There, dimly visible against the southern sky, its base on the plank walk below him, its top resting upon the eaves midway between the dormer-window and the roof of the piazza, so that one could step easily from it into the one or on to the other, was the very ladder that half an hour before was lying on the ground behind the house.
His heart stood still. He seemed powerless to move,—even to think. Then a slight noise roused him, and with every nerve tingling he crouched ready for a spring. With quick, agile movements, noiseless as a cat, sinuous and stealthy as a serpent, the dark figure of a man issued from Alice Renwick's chamber window and came gliding down.
One second more, and, almost as noiselessly, he reached the ground, then quickly raised and turned the ladder, stepped with it to the edge of the roadway, and peered around the angle as though to see that no sentry was in sight, then vanished with his burden around the corner. Another second, and down the steps went Chester, three at a bound, tip-toeing it in pursuit. Ten seconds brought him close to the culprit,—a tall, slender shadow.
"You villain! Halt!"
Down went the ladder on the dusty road. The hand that Chester had clinched upon the broad shoulder was hurled aside. There was a sudden whirl, a lightning blow that took the captain full in the chest and staggered him back upon the treacherous and entangling rungs, and, ere he could recover himself, the noiseless stranger had fairly whizzed into space and vanished in the darkness up the road. Chester sprang in pursuit. He heard the startled challenge of the sentry, and then Leary's excited "Halt, I say! Halt!" and then he shouted,—
"Fire on him, Leary! Bring him down!"
Bang went the ready rifle with sharp, sullen roar that woke the echoes across the valley. Bang again, as Leary sent a second shot after the first. Then, as the captain came panting to the spot, they followed up the road. No sign of the runner. Attracted by the shots, the sergeant of the guard and one or two men, lantern-bearing, came running to the scene. Excitedly they searched up and down the road in mingled hope and dread of finding the body of the marauder, or some clue or trace. Nothing! Whoever he was, the fleet runner had vanished and made good his escape.
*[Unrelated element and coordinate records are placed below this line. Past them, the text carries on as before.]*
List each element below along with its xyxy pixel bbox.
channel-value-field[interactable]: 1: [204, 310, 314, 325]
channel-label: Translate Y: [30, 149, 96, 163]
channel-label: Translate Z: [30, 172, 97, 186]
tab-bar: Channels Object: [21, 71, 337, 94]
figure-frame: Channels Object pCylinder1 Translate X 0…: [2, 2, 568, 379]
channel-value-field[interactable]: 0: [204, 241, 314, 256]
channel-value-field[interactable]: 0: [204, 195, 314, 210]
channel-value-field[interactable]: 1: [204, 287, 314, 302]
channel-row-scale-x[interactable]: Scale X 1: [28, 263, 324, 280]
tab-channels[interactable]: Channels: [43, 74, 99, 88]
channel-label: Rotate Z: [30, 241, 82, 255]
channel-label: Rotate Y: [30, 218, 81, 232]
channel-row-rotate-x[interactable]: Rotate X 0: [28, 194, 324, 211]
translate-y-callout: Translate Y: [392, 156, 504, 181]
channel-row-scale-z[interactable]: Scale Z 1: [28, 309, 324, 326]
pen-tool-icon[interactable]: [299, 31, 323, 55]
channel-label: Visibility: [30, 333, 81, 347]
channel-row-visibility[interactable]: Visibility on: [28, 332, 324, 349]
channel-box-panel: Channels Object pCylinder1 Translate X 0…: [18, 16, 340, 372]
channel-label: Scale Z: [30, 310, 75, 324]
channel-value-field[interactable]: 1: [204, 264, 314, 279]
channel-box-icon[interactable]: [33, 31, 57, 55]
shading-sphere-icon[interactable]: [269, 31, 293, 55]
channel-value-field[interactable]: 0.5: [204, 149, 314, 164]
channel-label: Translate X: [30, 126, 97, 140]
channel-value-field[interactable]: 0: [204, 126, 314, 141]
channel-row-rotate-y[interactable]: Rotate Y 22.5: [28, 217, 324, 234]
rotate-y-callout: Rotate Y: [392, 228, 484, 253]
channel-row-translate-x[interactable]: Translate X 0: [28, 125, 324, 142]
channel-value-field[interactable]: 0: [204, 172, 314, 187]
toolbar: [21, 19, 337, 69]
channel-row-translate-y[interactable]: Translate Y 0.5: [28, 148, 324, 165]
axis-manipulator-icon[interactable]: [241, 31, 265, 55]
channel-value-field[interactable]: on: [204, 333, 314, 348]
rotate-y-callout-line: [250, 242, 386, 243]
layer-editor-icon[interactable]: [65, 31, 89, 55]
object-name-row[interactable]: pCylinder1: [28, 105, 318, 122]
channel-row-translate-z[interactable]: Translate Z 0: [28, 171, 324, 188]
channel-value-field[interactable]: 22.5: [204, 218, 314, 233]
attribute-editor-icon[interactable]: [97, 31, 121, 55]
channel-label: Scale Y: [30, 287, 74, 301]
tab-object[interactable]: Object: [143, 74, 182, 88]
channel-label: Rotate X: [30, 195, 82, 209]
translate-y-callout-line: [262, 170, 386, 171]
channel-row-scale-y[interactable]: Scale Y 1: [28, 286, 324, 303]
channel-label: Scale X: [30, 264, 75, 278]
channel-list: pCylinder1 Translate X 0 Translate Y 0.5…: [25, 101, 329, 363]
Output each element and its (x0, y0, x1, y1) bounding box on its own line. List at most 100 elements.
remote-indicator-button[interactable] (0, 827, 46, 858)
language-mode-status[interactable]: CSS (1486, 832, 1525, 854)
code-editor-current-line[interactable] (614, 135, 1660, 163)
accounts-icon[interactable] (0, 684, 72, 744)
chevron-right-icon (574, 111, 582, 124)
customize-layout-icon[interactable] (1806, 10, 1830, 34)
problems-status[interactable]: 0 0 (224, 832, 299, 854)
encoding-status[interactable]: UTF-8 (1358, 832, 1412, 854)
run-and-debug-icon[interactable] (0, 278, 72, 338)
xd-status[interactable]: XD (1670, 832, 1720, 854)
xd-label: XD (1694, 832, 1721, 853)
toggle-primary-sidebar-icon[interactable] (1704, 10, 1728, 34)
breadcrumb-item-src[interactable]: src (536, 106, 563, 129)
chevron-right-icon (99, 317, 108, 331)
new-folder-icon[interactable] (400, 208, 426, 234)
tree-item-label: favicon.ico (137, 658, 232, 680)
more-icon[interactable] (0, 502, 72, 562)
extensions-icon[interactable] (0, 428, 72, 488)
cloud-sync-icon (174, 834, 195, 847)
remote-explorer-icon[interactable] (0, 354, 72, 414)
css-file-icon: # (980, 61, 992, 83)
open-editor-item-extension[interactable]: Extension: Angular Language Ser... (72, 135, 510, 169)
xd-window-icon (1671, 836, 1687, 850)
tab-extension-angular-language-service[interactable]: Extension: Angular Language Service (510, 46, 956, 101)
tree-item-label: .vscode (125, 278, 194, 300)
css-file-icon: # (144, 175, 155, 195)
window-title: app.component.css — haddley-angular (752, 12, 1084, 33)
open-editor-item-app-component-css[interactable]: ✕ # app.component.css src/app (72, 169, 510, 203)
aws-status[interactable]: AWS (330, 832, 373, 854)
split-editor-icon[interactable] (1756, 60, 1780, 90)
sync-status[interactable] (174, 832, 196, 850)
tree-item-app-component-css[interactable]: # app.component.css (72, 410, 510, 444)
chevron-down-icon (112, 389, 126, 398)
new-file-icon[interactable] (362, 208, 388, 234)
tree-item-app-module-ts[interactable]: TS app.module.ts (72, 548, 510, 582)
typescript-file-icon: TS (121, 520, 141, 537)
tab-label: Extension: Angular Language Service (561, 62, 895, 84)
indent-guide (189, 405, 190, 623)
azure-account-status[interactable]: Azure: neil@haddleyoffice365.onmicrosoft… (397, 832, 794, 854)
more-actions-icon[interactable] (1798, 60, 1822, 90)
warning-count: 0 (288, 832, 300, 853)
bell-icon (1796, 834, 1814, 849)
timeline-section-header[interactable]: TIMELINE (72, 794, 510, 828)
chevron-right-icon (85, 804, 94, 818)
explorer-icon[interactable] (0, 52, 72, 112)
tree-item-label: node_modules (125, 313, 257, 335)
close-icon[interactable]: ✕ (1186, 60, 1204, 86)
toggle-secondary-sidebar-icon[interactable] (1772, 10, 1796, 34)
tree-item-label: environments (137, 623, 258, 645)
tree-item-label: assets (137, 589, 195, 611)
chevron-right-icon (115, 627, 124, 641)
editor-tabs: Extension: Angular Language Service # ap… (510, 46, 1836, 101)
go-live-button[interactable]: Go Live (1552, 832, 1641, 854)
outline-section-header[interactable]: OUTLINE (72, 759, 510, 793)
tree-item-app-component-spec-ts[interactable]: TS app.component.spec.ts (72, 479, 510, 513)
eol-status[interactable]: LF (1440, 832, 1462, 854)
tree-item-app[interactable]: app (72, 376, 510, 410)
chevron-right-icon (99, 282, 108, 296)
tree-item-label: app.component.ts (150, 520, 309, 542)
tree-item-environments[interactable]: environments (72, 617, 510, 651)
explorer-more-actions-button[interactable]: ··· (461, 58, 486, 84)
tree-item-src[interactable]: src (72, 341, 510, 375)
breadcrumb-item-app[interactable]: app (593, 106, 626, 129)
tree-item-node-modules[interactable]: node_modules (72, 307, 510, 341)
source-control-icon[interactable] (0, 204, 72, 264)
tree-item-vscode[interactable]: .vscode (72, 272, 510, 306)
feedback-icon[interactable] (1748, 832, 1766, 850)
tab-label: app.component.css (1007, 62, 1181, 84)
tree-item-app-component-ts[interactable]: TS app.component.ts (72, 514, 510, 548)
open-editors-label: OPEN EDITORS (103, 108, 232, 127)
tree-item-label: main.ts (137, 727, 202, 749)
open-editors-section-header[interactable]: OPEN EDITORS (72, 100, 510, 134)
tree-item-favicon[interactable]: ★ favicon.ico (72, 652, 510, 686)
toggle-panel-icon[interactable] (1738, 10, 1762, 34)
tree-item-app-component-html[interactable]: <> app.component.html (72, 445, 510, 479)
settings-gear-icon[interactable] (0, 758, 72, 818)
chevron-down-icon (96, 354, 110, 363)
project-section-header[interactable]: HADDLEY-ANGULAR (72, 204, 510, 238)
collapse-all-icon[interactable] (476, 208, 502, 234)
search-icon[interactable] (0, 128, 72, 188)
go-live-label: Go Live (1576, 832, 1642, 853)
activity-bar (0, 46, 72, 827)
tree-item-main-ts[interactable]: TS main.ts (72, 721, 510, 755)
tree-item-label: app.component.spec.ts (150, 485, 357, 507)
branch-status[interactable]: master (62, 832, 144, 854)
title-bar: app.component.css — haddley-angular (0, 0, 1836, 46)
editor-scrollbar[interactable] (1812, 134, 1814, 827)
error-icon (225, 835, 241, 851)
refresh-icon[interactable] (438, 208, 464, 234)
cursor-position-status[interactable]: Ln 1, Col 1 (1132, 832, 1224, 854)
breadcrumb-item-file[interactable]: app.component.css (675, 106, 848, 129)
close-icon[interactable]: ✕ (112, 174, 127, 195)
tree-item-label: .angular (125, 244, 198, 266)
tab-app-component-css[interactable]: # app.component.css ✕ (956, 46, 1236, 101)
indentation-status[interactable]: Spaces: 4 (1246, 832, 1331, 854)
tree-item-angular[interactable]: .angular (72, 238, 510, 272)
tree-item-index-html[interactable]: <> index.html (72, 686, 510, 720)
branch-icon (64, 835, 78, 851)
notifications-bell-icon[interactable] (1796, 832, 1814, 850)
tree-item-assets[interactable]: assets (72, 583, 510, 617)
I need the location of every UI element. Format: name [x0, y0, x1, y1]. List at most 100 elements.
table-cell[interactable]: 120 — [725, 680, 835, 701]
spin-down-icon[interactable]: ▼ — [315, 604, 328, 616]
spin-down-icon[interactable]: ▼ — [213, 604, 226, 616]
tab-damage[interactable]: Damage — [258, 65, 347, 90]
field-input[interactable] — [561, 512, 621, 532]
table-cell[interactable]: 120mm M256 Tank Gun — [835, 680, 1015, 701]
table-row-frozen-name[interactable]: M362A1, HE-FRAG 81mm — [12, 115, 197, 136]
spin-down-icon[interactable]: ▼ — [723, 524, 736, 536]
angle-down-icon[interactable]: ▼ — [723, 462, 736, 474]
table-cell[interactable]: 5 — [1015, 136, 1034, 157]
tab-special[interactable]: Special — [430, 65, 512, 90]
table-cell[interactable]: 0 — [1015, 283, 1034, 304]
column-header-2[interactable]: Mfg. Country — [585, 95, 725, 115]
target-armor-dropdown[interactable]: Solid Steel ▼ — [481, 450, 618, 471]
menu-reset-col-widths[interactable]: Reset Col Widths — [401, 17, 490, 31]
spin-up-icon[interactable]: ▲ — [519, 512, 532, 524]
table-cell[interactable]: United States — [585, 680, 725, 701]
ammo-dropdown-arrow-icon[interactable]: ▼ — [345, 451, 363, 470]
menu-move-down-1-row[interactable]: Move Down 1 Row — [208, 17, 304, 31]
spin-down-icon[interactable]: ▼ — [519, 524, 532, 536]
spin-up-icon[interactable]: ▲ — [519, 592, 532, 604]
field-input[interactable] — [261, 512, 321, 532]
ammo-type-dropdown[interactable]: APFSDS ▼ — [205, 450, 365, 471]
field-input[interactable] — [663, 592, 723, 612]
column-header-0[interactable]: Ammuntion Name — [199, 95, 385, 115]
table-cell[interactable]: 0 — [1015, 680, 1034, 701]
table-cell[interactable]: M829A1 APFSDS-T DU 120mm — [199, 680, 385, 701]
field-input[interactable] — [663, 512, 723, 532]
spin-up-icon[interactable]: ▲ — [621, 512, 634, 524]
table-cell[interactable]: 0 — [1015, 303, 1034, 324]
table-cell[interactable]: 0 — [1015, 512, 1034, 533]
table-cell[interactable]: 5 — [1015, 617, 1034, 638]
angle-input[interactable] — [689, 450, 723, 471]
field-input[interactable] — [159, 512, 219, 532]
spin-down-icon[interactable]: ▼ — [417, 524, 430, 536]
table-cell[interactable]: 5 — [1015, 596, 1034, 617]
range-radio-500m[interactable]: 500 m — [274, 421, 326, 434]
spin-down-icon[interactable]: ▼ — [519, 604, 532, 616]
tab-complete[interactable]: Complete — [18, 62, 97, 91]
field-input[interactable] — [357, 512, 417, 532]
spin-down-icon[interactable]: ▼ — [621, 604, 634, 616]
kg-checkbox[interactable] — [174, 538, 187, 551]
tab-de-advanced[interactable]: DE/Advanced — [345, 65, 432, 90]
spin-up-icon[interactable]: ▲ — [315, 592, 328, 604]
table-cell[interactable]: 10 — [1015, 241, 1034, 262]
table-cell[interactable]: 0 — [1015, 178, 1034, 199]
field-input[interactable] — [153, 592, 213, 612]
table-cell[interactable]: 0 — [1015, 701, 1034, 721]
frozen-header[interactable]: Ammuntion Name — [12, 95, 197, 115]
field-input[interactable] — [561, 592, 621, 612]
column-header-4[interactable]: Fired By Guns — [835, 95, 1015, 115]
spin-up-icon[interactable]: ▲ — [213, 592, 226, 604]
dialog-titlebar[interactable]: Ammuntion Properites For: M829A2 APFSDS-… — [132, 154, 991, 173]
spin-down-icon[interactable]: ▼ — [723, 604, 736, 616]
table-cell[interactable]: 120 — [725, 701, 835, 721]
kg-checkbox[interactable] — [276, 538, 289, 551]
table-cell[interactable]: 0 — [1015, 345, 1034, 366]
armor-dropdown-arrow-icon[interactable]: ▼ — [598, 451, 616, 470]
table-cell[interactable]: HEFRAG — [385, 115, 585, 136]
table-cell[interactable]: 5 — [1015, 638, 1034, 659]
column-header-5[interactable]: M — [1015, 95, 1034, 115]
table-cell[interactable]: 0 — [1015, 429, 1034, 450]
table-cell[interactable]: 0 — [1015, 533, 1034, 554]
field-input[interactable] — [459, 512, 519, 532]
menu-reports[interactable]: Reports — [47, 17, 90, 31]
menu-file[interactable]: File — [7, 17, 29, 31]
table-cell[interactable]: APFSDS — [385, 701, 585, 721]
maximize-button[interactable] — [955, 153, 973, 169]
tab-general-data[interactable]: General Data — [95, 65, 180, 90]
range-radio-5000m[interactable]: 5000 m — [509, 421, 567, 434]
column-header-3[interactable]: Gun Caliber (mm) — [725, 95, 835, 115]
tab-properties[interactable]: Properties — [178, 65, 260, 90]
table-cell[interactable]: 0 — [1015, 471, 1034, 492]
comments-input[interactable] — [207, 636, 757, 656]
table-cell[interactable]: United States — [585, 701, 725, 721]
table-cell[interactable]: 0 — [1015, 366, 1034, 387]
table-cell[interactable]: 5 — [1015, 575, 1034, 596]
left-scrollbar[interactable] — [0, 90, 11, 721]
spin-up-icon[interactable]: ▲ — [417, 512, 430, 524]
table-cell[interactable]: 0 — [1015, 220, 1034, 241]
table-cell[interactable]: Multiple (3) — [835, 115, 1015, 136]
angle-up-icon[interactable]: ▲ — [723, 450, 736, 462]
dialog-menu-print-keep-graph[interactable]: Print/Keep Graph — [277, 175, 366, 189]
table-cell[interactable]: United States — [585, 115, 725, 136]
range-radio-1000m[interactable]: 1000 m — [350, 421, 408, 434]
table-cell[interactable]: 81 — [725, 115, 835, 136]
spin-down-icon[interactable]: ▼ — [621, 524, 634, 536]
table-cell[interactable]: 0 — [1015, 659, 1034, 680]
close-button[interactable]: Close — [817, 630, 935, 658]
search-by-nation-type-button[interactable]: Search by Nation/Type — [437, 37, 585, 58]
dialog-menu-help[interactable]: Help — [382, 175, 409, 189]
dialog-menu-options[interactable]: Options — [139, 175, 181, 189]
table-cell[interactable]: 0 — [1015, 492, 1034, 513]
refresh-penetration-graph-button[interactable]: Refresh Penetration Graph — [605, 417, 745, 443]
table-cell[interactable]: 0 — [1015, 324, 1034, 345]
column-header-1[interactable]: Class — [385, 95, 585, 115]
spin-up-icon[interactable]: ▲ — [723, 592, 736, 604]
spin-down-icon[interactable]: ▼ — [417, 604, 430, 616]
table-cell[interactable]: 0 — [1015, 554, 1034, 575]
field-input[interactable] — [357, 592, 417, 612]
"Who could it have been, sir?" asked the sergeant of the officer of the day. "Surely none of the men ever come round this way."
"I don't know, sergeant; I don't know. Just take your lamp and see if there is anything visible down there among the rocks. He may have been hit and leaped the wall.—Do you think you hit him, Leary?"
"I can't say, sor. He came by me like a flash. I had just a second's look at him, and—Sure I niver saw such runnin'."